Article

Newly developing blood vessels, e.g. in embryos or during wound healing, are known to first overgrow. Then, dependent on their perfusion, they are cut down and remodeled into a complex network of tiny blood vessels, that ramifies through the tissue. Studies in computational physics have shown that this very process can be simulated with a simple cost model, which describes the balance of overall vessel volume and hydrodynamic resistance. Furthermore, this approach can even predict the relative vessel sizes at branching points, which is known as “Murray’s law.”

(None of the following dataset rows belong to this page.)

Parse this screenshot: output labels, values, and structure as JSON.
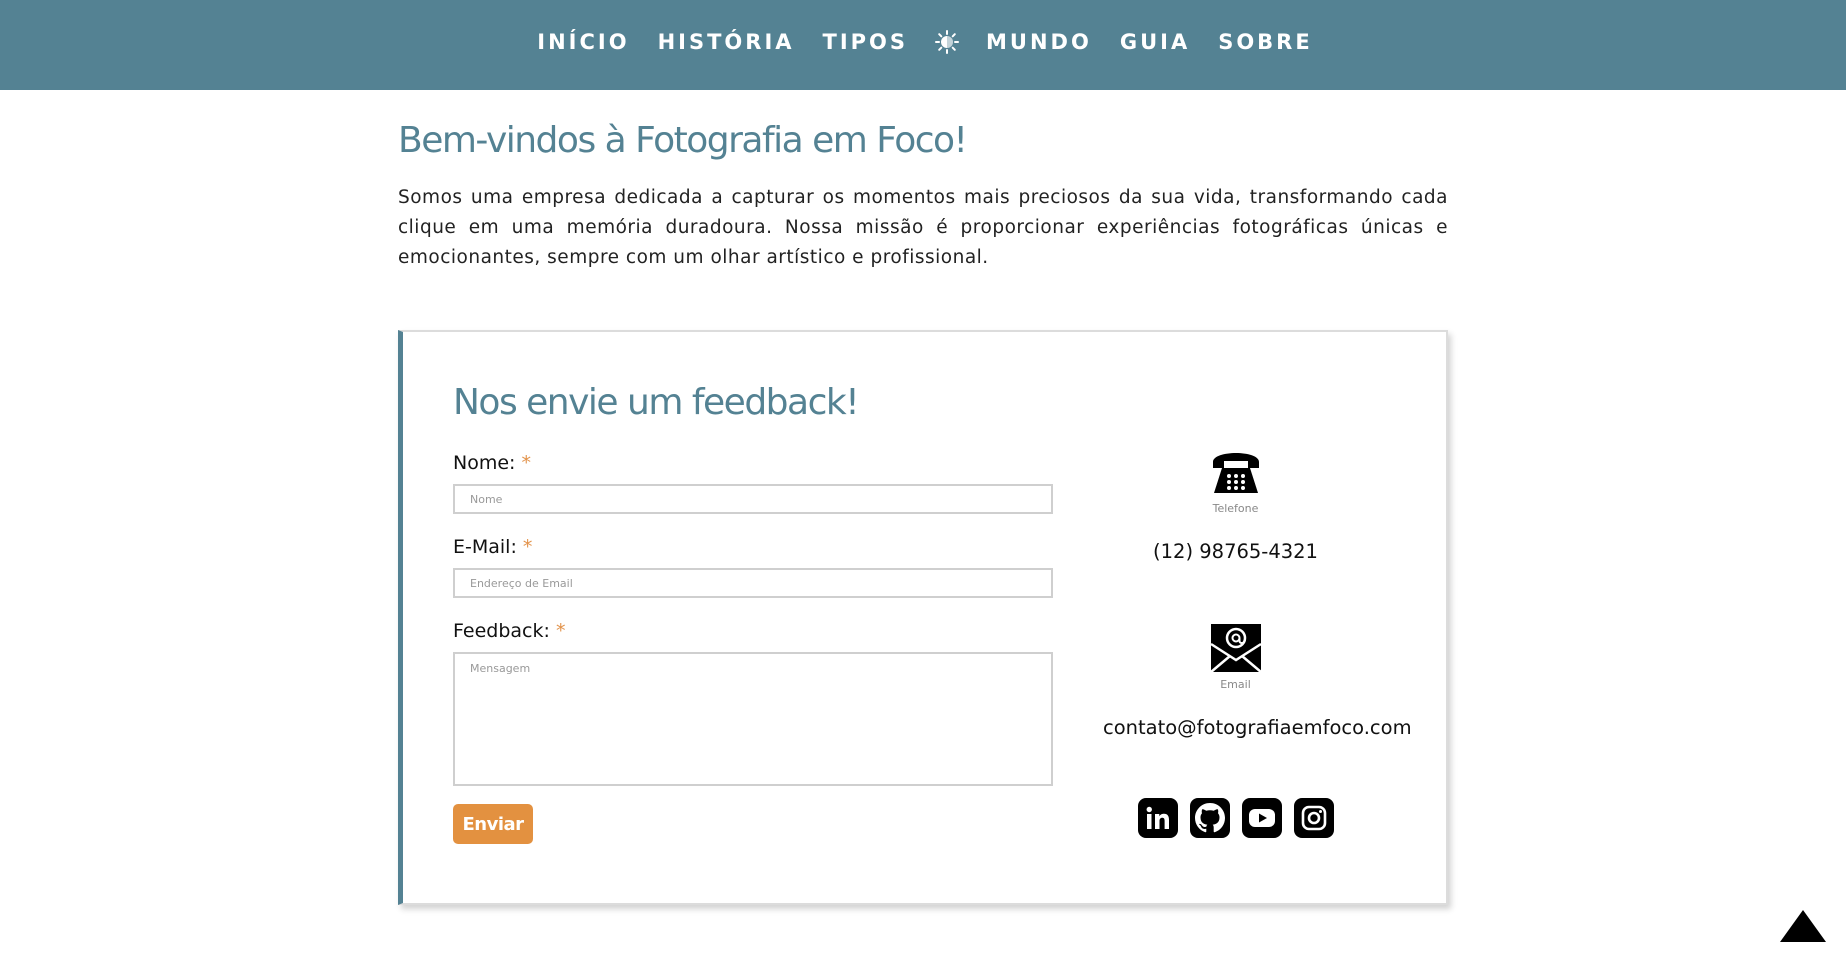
{
  "nav": {
    "items": [
      {
        "label": "INÍCIO"
      },
      {
        "label": "HISTÓRIA"
      },
      {
        "label": "TIPOS"
      },
      {
        "label": "MUNDO"
      },
      {
        "label": "GUIA"
      },
      {
        "label": "SOBRE"
      }
    ],
    "theme_icon": "sun-icon"
  },
  "intro": {
    "title": "Bem-vindos à Fotografia em Foco!",
    "text": "Somos uma empresa dedicada a capturar os momentos mais preciosos da sua vida, transformando cada clique em uma memória duradoura. Nossa missão é proporcionar experiências fotográficas únicas e emocionantes, sempre com um olhar artístico e profissional."
  },
  "form": {
    "title": "Nos envie um feedback!",
    "required_mark": "*",
    "name_label": "Nome:",
    "name_placeholder": "Nome",
    "email_label": "E-Mail:",
    "email_placeholder": "Endereço de Email",
    "feedback_label": "Feedback:",
    "feedback_placeholder": "Mensagem",
    "submit_label": "Enviar"
  },
  "contact": {
    "phone_caption": "Telefone",
    "phone": "(12) 98765-4321",
    "email_caption": "Email",
    "email": "contato@fotografiaemfoco.com",
    "socials": [
      "linkedin-icon",
      "github-icon",
      "youtube-icon",
      "instagram-icon"
    ]
  },
  "colors": {
    "brand": "#548293",
    "accent": "#e39140"
  },
  "back_to_top_icon": "triangle-up-icon"
}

Yet, many organs in mammals are not only perfused by the smallest blood vessels (capillaries) possible, but also by even smaller structures, so called secretion networks. One such tiny vessel network, is found in the liver (bile canaliculi) and secrets the bile, which is needed to digest fatty food, but also for cellular waste removal. Though seemingly delicate, these two fluid networks are deeply entangled and mesh like, which enables the liver to be an efficient filter organ. So far, the exact process of generating and maintaining such entangled and mesh like vessel systems, as found in the liver, was still unknown. Researchers from the Carl Modes group at the Center for Systems Biology Dresden (CSBD) and the MPI-CBG have now developed an extended cost model, which couples two flow networks at once. Their study was recently published in Physical Review Research.

Felix Kramer, first author of the paper explains: “Intertwined vessel systems influence each other’s growth, they either block or enhance each other. Our extended model is able to predict the transition from tree-like to mesh graphs, in dependence of the respective interaction of the two networks.” The 3rd year PhD student adds: “Murray’s law works well for single tree-like structures, our approach also allows to describe and quantify the meshes, which wasn’t possible before.”

The altered form of Murray’s law also allows researchers to test the relevance of any cost model for real spatial data sets. By calculating back from microscopy data, they can for the first time check different classes of the model for plausibility. Physicist Carl Modes, who oversaw the study says: “This model approach is not limited to the liver, but may be applied to and tested on any entangled system such as pancreas, kidney, lymphatic system or bone marrow. Although there are still limitations on the estimation of either of the stimuli (blockage or enhancement), improving its applicability and quality may help to properly classify and identify crucial stimuli in arbitrary biological flow networks. Our ultimate dream would be the identification of pathological deformities in the vessel systems, and making it a diagnostic tool e.g. for liver cirrhosis, detecting polycystic diseases (e.g. in kidney), or tumor growth.”